Você se pega deixando de cumprir alguma atividade importante por passar tempo demais nas redes sociais com frequência? Volta para casa só para pegar o celular quando se esquece de levá-lo com você? Sente angústia ou ansiedade ao perceber que está sem acesso à internet? Caso suas respostas tenham sido afirmativas, isso pode ser o indicativo de uso abusivo das tecnologias.

Segundo pesquisa do Instituto Flurry Analytics, o número de pessoas dependentes de smartphones cresceu quase 60% no mundo entre 2014 e 2015. A quantidade de usuários que acessam os dispositivos mais de 60 vezes por dia – parâmetro reconhecido pelo instituto de pesquisas norte-americano como um problema – saltou de 176 milhões para 280 milhões em um ano.

Instituto trata possíveis transtornos

Visando orientar a população sobre o uso consciente das tecnologias e oferecer suporte ao uso abusivo, o Instituto Delete, vinculado ao Instituto de Psiquiatria (Ipub) da UFRJ, já atendeu mais de 500 pessoas desde a sua criação.

Imagem de Anna Lucia Spear King, coordenadora do Instituto Delete, que trata pessoas com dependência tecnológica.
Anna Lucia Spear King, diretora do Instituto Delete.

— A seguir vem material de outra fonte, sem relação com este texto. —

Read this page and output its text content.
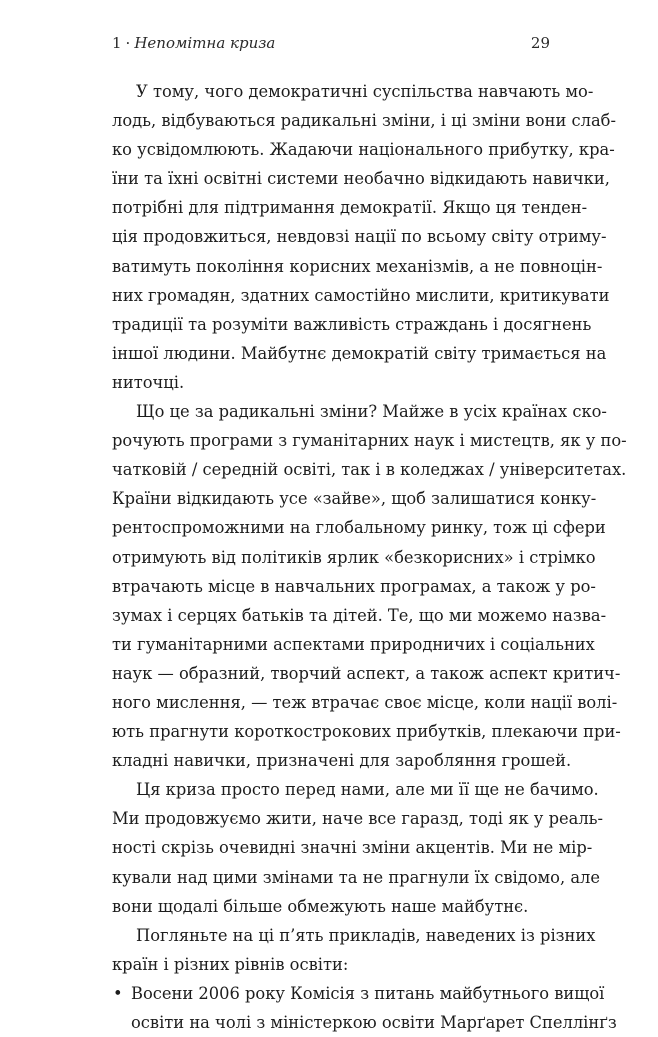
1 · Непомітна криза	29
У тому, чого демократичні суспільства навчають мо-
лодь, відбуваються радикальні зміни, і ці зміни вони слаб-
ко усвідомлюють. Жадаючи національного прибутку, кра-
їни та їхні освітні системи необачно відкидають навички,
потрібні для підтримання демократії. Якщо ця тенден-
ція продовжиться, невдовзі нації по всьому світу отриму-
ватимуть покоління корисних механізмів, а не повноцін-
них громадян, здатних самостійно мислити, критикувати
традиції та розуміти важливість страждань і досягнень
іншої людини. Майбутнє демократій світу тримається на
ниточці.
Що це за радикальні зміни? Майже в усіх країнах ско-
рочують програми з гуманітарних наук і мистецтв, як у по-
чатковій / середній освіті, так і в коледжах / університетах.
Країни відкидають усе «зайве», щоб залишатися конку-
рентоспроможними на глобальному ринку, тож ці сфери
отримують від політиків ярлик «безкорисних» і стрімко
втрачають місце в навчальних програмах, а також у ро-
зумах і серцях батьків та дітей. Те, що ми можемо назва-
ти гуманітарними аспектами природничих і соціальних
наук — образний, творчий аспект, а також аспект критич-
ного мислення, — теж втрачає своє місце, коли нації волі-
ють прагнути короткострокових прибутків, плекаючи при-
кладні навички, призначені для заробляння грошей.
Ця криза просто перед нами, але ми її ще не бачимо.
Ми продовжуємо жити, наче все гаразд, тоді як у реаль-
ності скрізь очевидні значні зміни акцентів. Ми не мір-
кували над цими змінами та не прагнули їх свідомо, але
вони щодалі більше обмежують наше майбутнє.
Погляньте на ці п’ять прикладів, наведених із різних
країн і різних рівнів освіти:
• Восени 2006 року Комісія з питань майбутнього вищої
освіти на чолі з міністеркою освіти Марґарет Спеллінґз
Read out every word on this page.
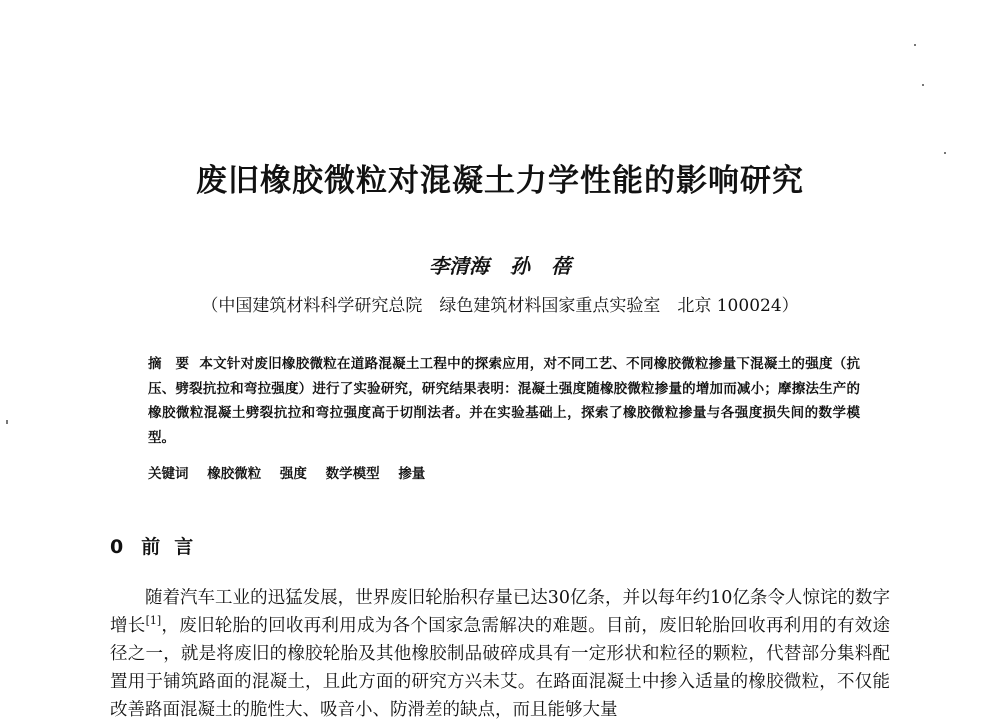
废旧橡胶微粒对混凝土力学性能的影响研究
李清海 孙 蓓
（中国建筑材料科学研究总院　绿色建筑材料国家重点实验室　北京 100024）
摘　要 本文针对废旧橡胶微粒在道路混凝土工程中的探索应用，对不同工艺、不同橡胶微粒掺量下混凝土的强度（抗压、劈裂抗拉和弯拉强度）进行了实验研究，研究结果表明：混凝土强度随橡胶微粒掺量的增加而减小；摩擦法生产的橡胶微粒混凝土劈裂抗拉和弯拉强度高于切削法者。并在实验基础上，探索了橡胶微粒掺量与各强度损失间的数学模型。
关键词 橡胶微粒 强度 数学模型 掺量
0 前言

随着汽车工业的迅猛发展，世界废旧轮胎积存量已达30亿条，并以每年约10亿条令人惊诧的数字增长[1]，废旧轮胎的回收再利用成为各个国家急需解决的难题。目前，废旧轮胎回收再利用的有效途径之一，就是将废旧的橡胶轮胎及其他橡胶制品破碎成具有一定形状和粒径的颗粒，代替部分集料配置用于铺筑路面的混凝土，且此方面的研究方兴未艾。在路面混凝土中掺入适量的橡胶微粒，不仅能改善路面混凝土的脆性大、吸音小、防滑差的缺点，而且能够大量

Foto: Arquivo pessoal

Os atendimentos são realizados todas as sextas-feiras, entre 8h e 11h no Ipub, em Botafogo. O paciente passa por uma triagem e avaliação psicológica para, então, ser encaminhado a um acompanhamento psiquiátrico caso seja identificado algum transtorno.

As sessões são gratuitas e individuais. E a duração do atendimento pode variar de acordo com a avaliação feita pelo psicólogo. Na ausência de transtornos como ansiedade, depressão ou síndrome do pânico, o paciente recebe apenas uma orientação psicológica sobre o uso consciente que deve fazer da tecnologia da qual está dependente.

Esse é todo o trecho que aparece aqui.